Charlotte’s 18th annual St. Patrick’s Day Parade Saturday is being criticized by some members of the gay and lesbian community for not being supportive, while organizers say their event is being “smeared” and that the parade is inclusive.

Matt Comer, editor of QNotes, a publication that covers the LBGT community, said the parade has allowed gay, lesbian and transgender groups to march.

But he said they haven’t been able to wave rainbow flags or announce who they are.

Organizer Frank Hart said that’s not true. The parade organizers have said they have not allowed political or advocacy banners, but said anyone can wave a flag. He said one gay pride band plans to wave a rainbow flag Saturday.

“If there is anything more diverse in Charlotte, I’m not aware of it,” Hart said. “We have included everyone. This year we have the Pride Band marching with us.”

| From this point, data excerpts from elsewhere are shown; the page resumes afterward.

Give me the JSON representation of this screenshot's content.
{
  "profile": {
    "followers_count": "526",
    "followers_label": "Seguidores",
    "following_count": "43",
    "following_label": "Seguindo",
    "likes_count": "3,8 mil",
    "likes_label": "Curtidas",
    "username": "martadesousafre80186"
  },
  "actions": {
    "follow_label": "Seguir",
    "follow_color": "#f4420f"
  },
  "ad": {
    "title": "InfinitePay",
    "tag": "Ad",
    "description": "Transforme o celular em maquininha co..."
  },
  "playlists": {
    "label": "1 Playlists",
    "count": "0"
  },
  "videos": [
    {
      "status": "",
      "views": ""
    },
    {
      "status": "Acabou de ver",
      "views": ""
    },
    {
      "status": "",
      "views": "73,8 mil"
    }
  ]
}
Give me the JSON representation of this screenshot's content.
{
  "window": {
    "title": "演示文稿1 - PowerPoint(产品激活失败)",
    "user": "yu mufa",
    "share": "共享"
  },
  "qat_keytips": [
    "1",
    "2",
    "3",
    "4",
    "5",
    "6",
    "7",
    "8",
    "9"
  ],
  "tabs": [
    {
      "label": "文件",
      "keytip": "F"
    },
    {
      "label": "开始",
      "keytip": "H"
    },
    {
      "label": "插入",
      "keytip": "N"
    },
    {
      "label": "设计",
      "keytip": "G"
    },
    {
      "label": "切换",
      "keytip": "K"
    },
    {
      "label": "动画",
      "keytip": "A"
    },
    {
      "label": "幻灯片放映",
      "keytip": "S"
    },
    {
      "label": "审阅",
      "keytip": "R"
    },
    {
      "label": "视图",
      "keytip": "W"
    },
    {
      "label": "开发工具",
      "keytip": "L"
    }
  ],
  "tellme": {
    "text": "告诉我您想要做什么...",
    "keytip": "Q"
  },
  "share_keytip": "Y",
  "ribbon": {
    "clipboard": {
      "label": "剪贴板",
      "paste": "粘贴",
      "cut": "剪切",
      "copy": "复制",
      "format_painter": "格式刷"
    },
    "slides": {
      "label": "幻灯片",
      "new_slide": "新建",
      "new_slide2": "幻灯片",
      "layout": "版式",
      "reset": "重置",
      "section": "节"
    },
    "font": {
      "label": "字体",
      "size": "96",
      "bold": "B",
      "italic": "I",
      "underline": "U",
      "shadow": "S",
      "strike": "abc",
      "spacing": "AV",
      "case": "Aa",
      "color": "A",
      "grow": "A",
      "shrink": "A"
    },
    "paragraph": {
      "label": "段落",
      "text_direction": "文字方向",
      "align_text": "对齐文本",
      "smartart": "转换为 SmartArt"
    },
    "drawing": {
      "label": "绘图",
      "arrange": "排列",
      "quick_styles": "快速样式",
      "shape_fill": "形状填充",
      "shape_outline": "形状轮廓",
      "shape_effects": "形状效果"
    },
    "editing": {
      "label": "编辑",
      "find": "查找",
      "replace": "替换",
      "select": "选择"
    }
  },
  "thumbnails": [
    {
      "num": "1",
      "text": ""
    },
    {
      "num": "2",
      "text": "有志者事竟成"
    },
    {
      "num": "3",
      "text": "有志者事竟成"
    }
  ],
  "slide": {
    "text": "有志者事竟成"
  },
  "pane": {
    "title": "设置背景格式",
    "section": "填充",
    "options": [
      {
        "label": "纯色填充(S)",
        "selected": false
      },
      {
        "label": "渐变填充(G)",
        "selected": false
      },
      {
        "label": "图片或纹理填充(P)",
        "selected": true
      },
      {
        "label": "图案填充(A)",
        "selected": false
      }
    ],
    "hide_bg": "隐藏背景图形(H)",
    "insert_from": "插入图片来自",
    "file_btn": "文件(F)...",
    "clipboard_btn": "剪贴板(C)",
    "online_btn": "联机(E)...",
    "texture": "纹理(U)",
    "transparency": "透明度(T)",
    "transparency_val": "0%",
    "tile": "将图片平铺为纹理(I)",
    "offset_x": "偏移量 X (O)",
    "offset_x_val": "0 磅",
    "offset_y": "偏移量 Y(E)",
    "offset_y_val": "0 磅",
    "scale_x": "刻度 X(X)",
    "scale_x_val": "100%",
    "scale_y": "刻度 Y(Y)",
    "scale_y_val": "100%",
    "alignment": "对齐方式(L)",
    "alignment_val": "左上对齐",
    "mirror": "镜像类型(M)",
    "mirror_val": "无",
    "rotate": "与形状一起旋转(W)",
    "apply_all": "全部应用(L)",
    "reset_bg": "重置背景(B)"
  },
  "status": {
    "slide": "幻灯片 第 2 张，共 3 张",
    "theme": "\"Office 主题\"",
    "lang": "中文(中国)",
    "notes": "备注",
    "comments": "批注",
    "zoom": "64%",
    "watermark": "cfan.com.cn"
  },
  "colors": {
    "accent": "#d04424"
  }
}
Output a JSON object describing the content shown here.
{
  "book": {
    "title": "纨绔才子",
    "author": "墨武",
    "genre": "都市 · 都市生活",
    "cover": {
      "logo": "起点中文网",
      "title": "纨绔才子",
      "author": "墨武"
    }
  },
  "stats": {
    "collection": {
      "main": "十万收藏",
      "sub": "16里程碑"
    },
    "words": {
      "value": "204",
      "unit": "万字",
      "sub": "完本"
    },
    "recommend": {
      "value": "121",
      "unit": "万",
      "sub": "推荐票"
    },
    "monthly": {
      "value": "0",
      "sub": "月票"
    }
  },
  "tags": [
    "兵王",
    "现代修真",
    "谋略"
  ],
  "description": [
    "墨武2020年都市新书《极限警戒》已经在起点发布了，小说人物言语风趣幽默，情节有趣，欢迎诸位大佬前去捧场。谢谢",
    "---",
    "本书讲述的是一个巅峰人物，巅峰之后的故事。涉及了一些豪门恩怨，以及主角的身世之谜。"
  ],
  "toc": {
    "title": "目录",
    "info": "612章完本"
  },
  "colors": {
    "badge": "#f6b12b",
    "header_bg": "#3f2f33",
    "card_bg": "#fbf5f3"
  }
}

Comer said Friday he is pleased that the parade will allow flags, which he called “wonderful progress.”

But he also criticized the parade’s relationship with the Catholic fraternal organization, Knights of Columbus, whose national organization has donated money to oppose gay marriage.

Hart said some Knights of Columbus members help him stage the parade and are paid a nominal fee for their expenses.

“The Knights supply a lot of volunteers,” he said. “That’s nothing different from any festival.”

Comer said he and other LGBT leaders opposed the parade’s “connection” with the Knights of Columbus.

Chuck Elgin of the local Knights of Columbus said his group will be collecting money for the mentally disabled Saturday. He said his group believes in the teachings of the Catholic Church and is opposed to same-sex marriage.

Comer sent out a news release about the issue Friday morning. The release asked that the parade’s grand marshal, Charlotte Regional Visitors Authority chief executive Tom Murray, to withdraw from the event.

The CRVA said Friday it will participate in the parade. It said it hears “the concerns of members of the LGBT community and value their input. We also want to stay focused on our core mission in drawing visitors to experience the region.”

This is the city’s 18th annual St. Patrick’s Day parade.